Mortgage underwriting is the process during which your lender (whether a bank, broker, or credit union) decides if you qualify for the mortgage that will buy your property. Because you’re asking to borrow such a large sum, the lender isn’t going to hand it over without some thorough investigation into your financial background. From there, they will decide to extend a loan. This is all based on the documents you submit per their request and, yes, you will need to resubmit what you already gave them during the pre approval process. They will then assess the property itself with an appraisal and title search.
After gathering all the information they need, they will determine the risk of lending to you and either approve or deny you that whopping home loan. From here, they’ll ensure that you have income to support your monthly mortgage payment as well as the funds for the down payment, closing costs, and some leftover for any worst case scenario maintenance or costs.

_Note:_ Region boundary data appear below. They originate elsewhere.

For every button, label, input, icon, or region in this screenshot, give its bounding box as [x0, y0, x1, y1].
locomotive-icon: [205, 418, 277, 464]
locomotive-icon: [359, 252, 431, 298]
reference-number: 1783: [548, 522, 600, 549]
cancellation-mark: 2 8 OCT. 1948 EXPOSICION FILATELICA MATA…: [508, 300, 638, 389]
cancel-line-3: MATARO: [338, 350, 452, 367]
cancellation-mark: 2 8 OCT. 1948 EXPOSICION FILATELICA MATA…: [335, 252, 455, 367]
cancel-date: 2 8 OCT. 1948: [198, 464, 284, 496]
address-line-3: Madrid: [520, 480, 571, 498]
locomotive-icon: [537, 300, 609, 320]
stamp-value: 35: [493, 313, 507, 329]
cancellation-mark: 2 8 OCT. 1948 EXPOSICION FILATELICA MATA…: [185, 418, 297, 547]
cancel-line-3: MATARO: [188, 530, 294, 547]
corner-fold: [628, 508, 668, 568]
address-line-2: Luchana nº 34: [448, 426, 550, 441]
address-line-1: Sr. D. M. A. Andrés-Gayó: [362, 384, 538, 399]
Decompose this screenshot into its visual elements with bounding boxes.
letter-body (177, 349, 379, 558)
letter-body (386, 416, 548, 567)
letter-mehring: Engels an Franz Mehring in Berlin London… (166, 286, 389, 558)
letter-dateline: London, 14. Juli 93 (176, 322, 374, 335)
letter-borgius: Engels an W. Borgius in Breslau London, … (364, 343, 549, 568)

If you have any derogatory marks on your credit history, you may need to submit a statement that explains why that’s the case. It helps your lender understand the objective value of your new home. Once all the proper documentation is received, your lender will order an appraisal, which will ensure that the property is worth what you’re paying (or more) because the property itself acts as collateral in case you default on the loan.
Typically, the lender will order the appraisal, and you (the buyer) are involved only when the appraisal report comes in. The cost of the appraisal is often packaged up in your lender fees, so no action is required from you to choose, hire, or pay an appraiser. In fact, appraisals are required to be an “arm’s length” transaction, meaning neither you nor the lender can “choose” the appraiser.
“Title” specifies who has rights to the property. During underwriting, your lender wants to make sure that they (and you) are protected from any defects in the title that give another party a claim to the property. This could be other mortgages, a lien, an easement, or even a missing heir.
Typically, your lender will employ a title company to perform this final title search. And they will purchase title insurance to cover their stake in the property. You (and/or the seller, depending on your contract) should also purchase title insurance to protect yourself from any of these rare title problems.
Approval: This is straightforward. You’ve been approved, and no further action is required. Congratulations!
Denial: It’s rare that you will be denied this late in the process unless your financial situation has changed since you applied for pre approval. If this is the case, find out why you were denied so you can take any necessary steps to work toward approval. This could include funding a larger down payment or changing the type of loan you are pursuing.